Inductor on-disk cache	`~/.cache/torch/inductor`	Survives across runs. Clear when bumping torch versions or kernel sources.
Recompile storms	Every shape miss triggers a recompile.	Reduce shape variety (bucketing) or set `dynamic=True`.
GPU memory headroom	CUDA graph capture pins buffers.	Use `torch.compiler.cudagraph_mark_step_begin()` at step boundaries.

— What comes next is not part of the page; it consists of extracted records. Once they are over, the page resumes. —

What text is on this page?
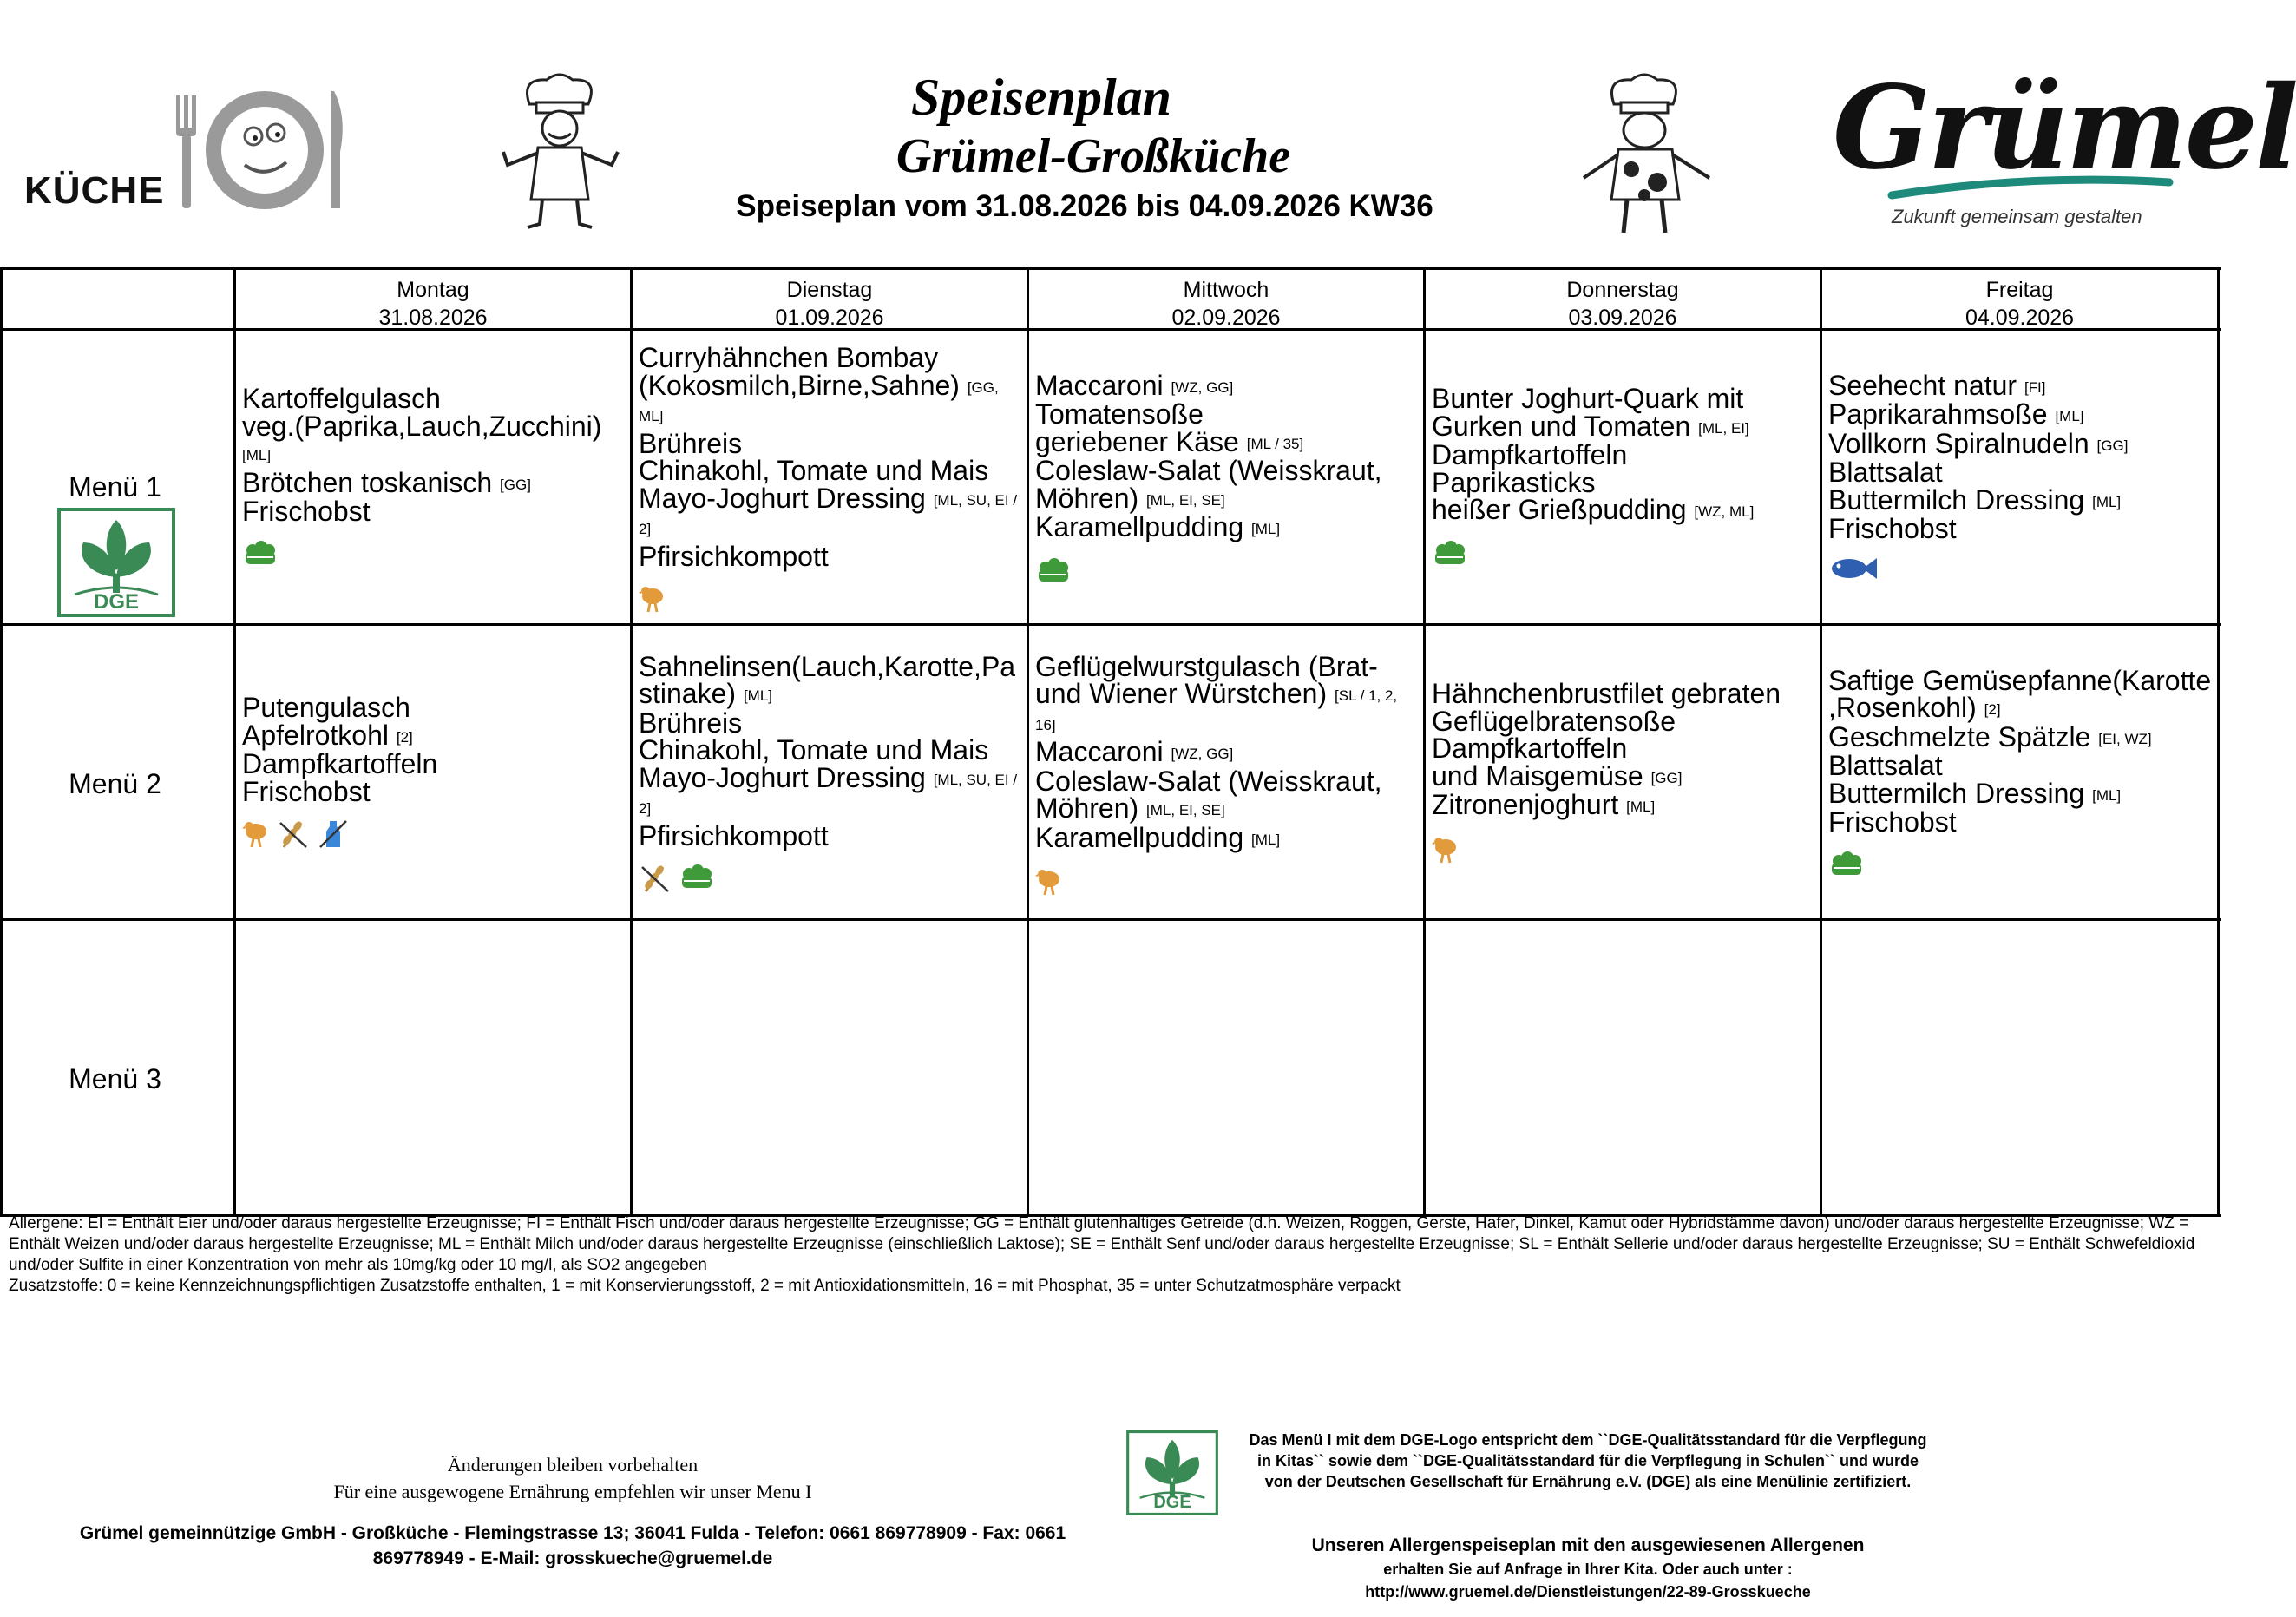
KÜCHE
Speisenplan
Grümel-Großküche
Speiseplan vom 31.08.2026 bis 04.09.2026 KW36
Grümel
Zukunft gemeinsam gestalten
Montag
31.08.2026
Dienstag
01.09.2026
Mittwoch
02.09.2026
Donnerstag
03.09.2026
Freitag
04.09.2026
Menü 1
DGE
Menü 2
Menü 3
Kartoffelgulasch
veg.(Paprika,Lauch,Zucchini)
[ML]
Brötchen toskanisch [GG]
Frischobst
Curryhähnchen Bombay
(Kokosmilch,Birne,Sahne) [GG,
ML]
Brühreis
Chinakohl, Tomate und Mais
Mayo-Joghurt Dressing [ML, SU, EI /
2]
Pfirsichkompott
Maccaroni [WZ, GG]
Tomatensoße
geriebener Käse [ML / 35]
Coleslaw-Salat (Weisskraut,
Möhren) [ML, EI, SE]
Karamellpudding [ML]
Bunter Joghurt-Quark mit
Gurken und Tomaten [ML, EI]
Dampfkartoffeln
Paprikasticks
heißer Grießpudding [WZ, ML]
Seehecht natur [FI]
Paprikarahmsoße [ML]
Vollkorn Spiralnudeln [GG]
Blattsalat
Buttermilch Dressing [ML]
Frischobst
Putengulasch
Apfelrotkohl [2]
Dampfkartoffeln
Frischobst
Sahnelinsen(Lauch,Karotte,Pa
stinake) [ML]
Brühreis
Chinakohl, Tomate und Mais
Mayo-Joghurt Dressing [ML, SU, EI /
2]
Pfirsichkompott
Geflügelwurstgulasch (Brat-
und Wiener Würstchen) [SL / 1, 2,
16]
Maccaroni [WZ, GG]
Coleslaw-Salat (Weisskraut,
Möhren) [ML, EI, SE]
Karamellpudding [ML]
Hähnchenbrustfilet gebraten
Geflügelbratensoße
Dampfkartoffeln
und Maisgemüse [GG]
Zitronenjoghurt [ML]
Saftige Gemüsepfanne(Karotte
,Rosenkohl) [2]
Geschmelzte Spätzle [EI, WZ]
Blattsalat
Buttermilch Dressing [ML]
Frischobst
Allergene: EI = Enthält Eier und/oder daraus hergestellte Erzeugnisse; FI = Enthält Fisch und/oder daraus hergestellte Erzeugnisse; GG = Enthält glutenhaltiges Getreide (d.h. Weizen, Roggen, Gerste, Hafer, Dinkel, Kamut oder Hybridstämme davon) und/oder daraus hergestellte Erzeugnisse; WZ = Enthält Weizen und/oder daraus hergestellte Erzeugnisse; ML = Enthält Milch und/oder daraus hergestellte Erzeugnisse (einschließlich Laktose); SE = Enthält Senf und/oder daraus hergestellte Erzeugnisse; SL = Enthält Sellerie und/oder daraus hergestellte Erzeugnisse; SU = Enthält Schwefeldioxid und/oder Sulfite in einer Konzentration von mehr als 10mg/kg oder 10 mg/l, als SO2 angegeben
Zusatzstoffe: 0 = keine Kennzeichnungspflichtigen Zusatzstoffe enthalten, 1 = mit Konservierungsstoff, 2 = mit Antioxidationsmitteln, 16 = mit Phosphat, 35 = unter Schutzatmosphäre verpackt
Änderungen bleiben vorbehalten
Für eine ausgewogene Ernährung empfehlen wir unser Menu I
Grümel gemeinnützige GmbH - Großküche - Flemingstrasse 13; 36041 Fulda - Telefon: 0661 869778909 - Fax: 0661
869778949 - E-Mail: grosskueche@gruemel.de
DGE
Das Menü I mit dem DGE-Logo entspricht dem ``DGE-Qualitätsstandard für die Verpflegung
in Kitas`` sowie dem ``DGE-Qualitätsstandard für die Verpflegung in Schulen`` und wurde
von der Deutschen Gesellschaft für Ernährung e.V. (DGE) als eine Menülinie zertifiziert.
Unseren Allergenspeiseplan mit den ausgewiesenen Allergenen
erhalten Sie auf Anfrage in Ihrer Kita. Oder auch unter :
http://www.gruemel.de/Dienstleistungen/22-89-Grosskueche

Verifying the win, not assuming it

Three checks before claiming a compile win:

Same outputs. Run eager and compiled on the same input; compare with torch.allclose at expected tolerance.
Fewer kernels per step. Profile (lesson 20) and confirm the kernel count dropped, not just the wall clock.
Steady state, not first call. Throw away the first few iterations. Compare median of the next 50.

def bench(fn, iters=100):
    for _ in range(10): fn()                # warmup
    torch.cuda.synchronize()
    t0 = time.perf_counter()
    for _ in range(iters): fn()
    torch.cuda.synchronize()
    return (time.perf_counter() - t0) / iters * 1000  # ms

eager_ms    = bench(lambda: model(x))
model_c     = torch.compile(model)
compiled_ms = bench(lambda: model_c(x))
print(f"eager={eager_ms:.2f}  compiled={compiled_ms:.2f}  speedup={eager_ms/compiled_ms:.2f}x")

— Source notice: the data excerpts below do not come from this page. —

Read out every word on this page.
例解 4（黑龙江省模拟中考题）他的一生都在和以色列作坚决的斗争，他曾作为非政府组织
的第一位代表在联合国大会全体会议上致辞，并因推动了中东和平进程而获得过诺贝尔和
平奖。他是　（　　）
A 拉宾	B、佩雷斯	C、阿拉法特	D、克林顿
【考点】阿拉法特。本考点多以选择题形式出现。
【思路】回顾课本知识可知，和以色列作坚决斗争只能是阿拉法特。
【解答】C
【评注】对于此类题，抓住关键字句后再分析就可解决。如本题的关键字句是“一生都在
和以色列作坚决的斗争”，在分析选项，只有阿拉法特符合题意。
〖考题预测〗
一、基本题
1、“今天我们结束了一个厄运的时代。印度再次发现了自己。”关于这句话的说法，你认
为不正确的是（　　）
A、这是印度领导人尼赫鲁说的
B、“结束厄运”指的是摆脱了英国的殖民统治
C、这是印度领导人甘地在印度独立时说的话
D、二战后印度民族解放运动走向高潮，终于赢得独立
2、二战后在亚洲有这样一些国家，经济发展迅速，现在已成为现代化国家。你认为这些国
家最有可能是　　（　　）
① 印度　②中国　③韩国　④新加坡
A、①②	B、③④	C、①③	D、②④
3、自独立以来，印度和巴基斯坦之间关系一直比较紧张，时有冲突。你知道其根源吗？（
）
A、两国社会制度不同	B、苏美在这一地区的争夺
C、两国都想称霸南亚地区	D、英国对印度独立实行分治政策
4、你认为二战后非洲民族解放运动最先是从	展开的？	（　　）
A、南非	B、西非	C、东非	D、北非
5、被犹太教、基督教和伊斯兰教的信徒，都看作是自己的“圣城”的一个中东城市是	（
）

torch.compile vs hand-Triton — when does each win

Scenario	Better choice	Why
Long pointwise chain (norm + residual + activation)	torch.compile	Inductor already knows this pattern. Free.
Novel layer not in PyTorch	Hand-Triton + register as custom op	Inductor needs to know about the op to fuse around it.
Tight loop with many small tensors	torch.compile + reduce-overhead	CUDA graphs erase the launch overhead.
Backward of a tricky kernel	Hand-Triton with explicit autograd	You control numerics; Inductor's autograd handling is good but not magic.
Very dynamic shapes	Eager or carefully marked dynamic compile	Recompile cost can swamp wins.
Already library-bound (attention, GEMM)	Either — compile just calls the library	You're not in compiler-fusion territory.

Debugging when speedup is "1.0×"

Run with TORCH_LOGS="recompiles". If you see many recompiles, you have a dynamic-shape problem.
Run with TORCH_LOGS="graph_breaks". If many breaks, you're effectively still eager.
Profile (lesson 20) and compare kernel counts. If unchanged, fusion didn't happen — most ops are calling out to libraries already.
Check the regions: torch._dynamo.explain(model, x) prints a tree of what compiled vs broke.
If reduce-overhead didn't help, check that shapes are stable. Even one dynamic dim disables graph capture.

Interactive · compile speedup estimator

How much should torch.compile help your model? Depends on launch-bound share, fusion potential, and how many graph breaks you have. The widget gives a rough estimate.

What this gives you for the next lesson

You now have three tools to make code faster: hand-tuned Triton (22), torch.compile (this lesson), and the profiler that tells you which one to reach for (20–21). The final lesson stitches everything into PyTorch-level performance patterns — memory format, allocator pressure, async data movement, mixed precision — that hold whether or not you compile.